Una de las propuestas que no logró consenso en esta reunión fue la imposición de un toque de queda en todo el territorio alemán, como el que ya está vigente en Baviera a partir de las 21.00 horas, del que Merkel sí era partidaria.

Alemania ha vuelto a superar los mil muertos diarios en las últimas 24 horas, con 15.974 nuevos contagios y 1.148 fallecimientos. Previa a esta videoconferencia, Merkel mantuvo otra con expertos virólogos que asesoran al gobierno alemán y que argumentaron los indicios de que tras este repunte que sufre el país desde el pasado 14 de diciembre están las mutaciones del virus, por lo que aconsejaban una mayor reducción de contactos.

Entre los expertos, todos ellos con nombre y apellido, está el director del Instituto Robert Koch, Lothar Wieler, que centraliza la información de la pandemia y que informa que el punto máximo en la línea de contagios se produjo el 18 de diciembre, con 33.777 y coincidiendo con la entrada en Alemania de la cepa británica a través de un viajero procedente de Reino Unido.

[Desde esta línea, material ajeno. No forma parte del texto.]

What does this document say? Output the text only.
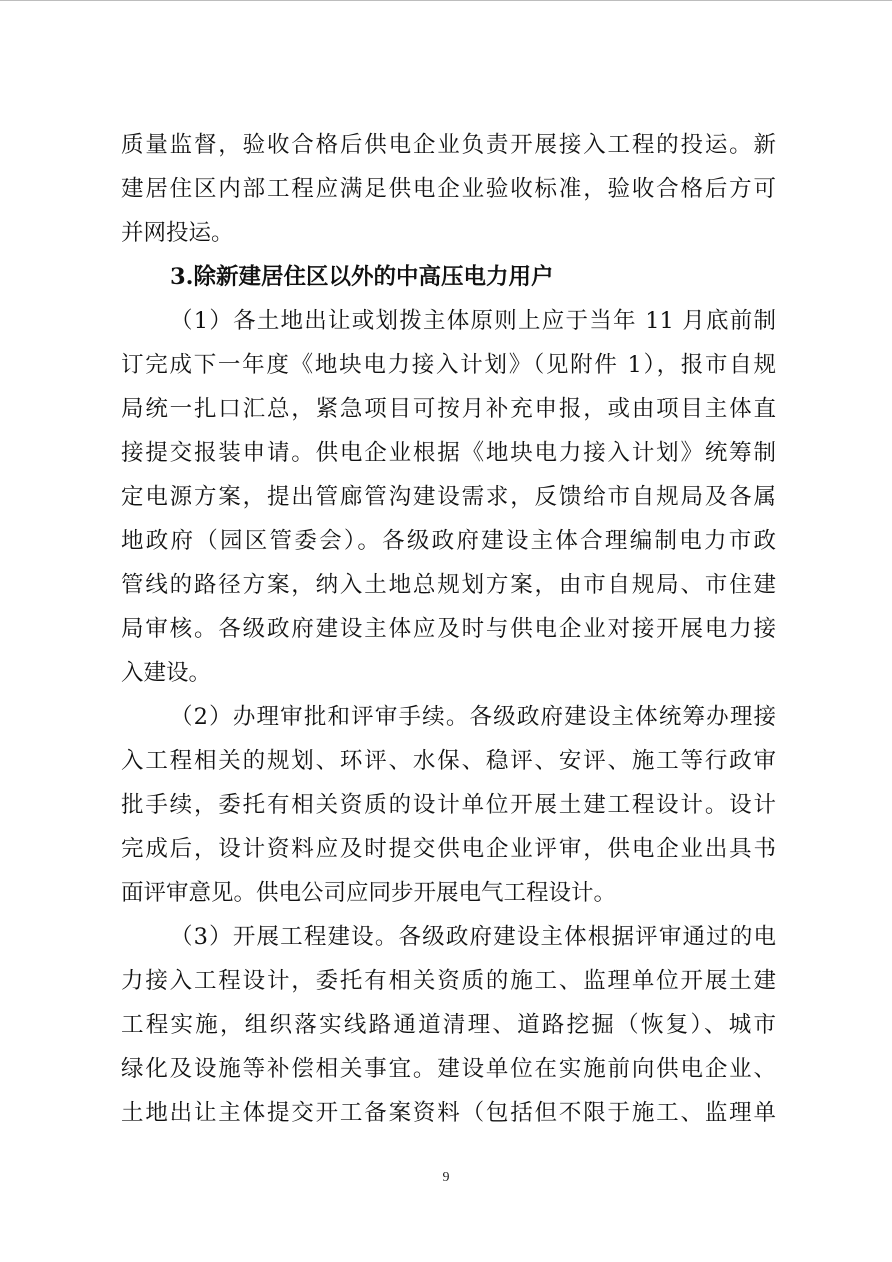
质量监督，验收合格后供电企业负责开展接入工程的投运。新
建居住区内部工程应满足供电企业验收标准，验收合格后方可
并网投运。
3.除新建居住区以外的中高压电力用户
（1）各土地出让或划拨主体原则上应于当年 11 月底前制
订完成下一年度《地块电力接入计划》（见附件 1），报市自规
局统一扎口汇总，紧急项目可按月补充申报，或由项目主体直
接提交报装申请。供电企业根据《地块电力接入计划》统筹制
定电源方案，提出管廊管沟建设需求，反馈给市自规局及各属
地政府（园区管委会）。各级政府建设主体合理编制电力市政
管线的路径方案，纳入土地总规划方案，由市自规局、市住建
局审核。各级政府建设主体应及时与供电企业对接开展电力接
入建设。
（2）办理审批和评审手续。各级政府建设主体统筹办理接
入工程相关的规划、环评、水保、稳评、安评、施工等行政审
批手续，委托有相关资质的设计单位开展土建工程设计。设计
完成后，设计资料应及时提交供电企业评审，供电企业出具书
面评审意见。供电公司应同步开展电气工程设计。
（3）开展工程建设。各级政府建设主体根据评审通过的电
力接入工程设计，委托有相关资质的施工、监理单位开展土建
工程实施，组织落实线路通道清理、道路挖掘（恢复）、城市
绿化及设施等补偿相关事宜。建设单位在实施前向供电企业、
土地出让主体提交开工备案资料（包括但不限于施工、监理单
9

Las personas curadas de coronavirus desde el inicio de la pandemia superan ya las 1.741.800 y las muertes ascienden a 48.770.

La cifra de casos activos es de 277.700 y, aunque la cifra decae ligeramente, «es momento de extremar las precauciones», ha advertido Wieler. En el conjunto de Alemania, la incidencia acumulada en los últimos siete días se sitúa en 123,5 casos por cada 100.000 habitantes. Entre los Bundesländer hay grandes diferencias de incidencia, motivo por el que los acuerdos para todo el territorio son más difíciles. Turingia mantiene una incidencia de 237,7, mientras que en Bremen es de 78,5. Pero la canciller Merkel insiste en la necesidad de medidas iguales y coherentes para todo el territorio, de fácil difusión y cumplimiento, para que obtengan un mayor grado de aceptación por parte de la población.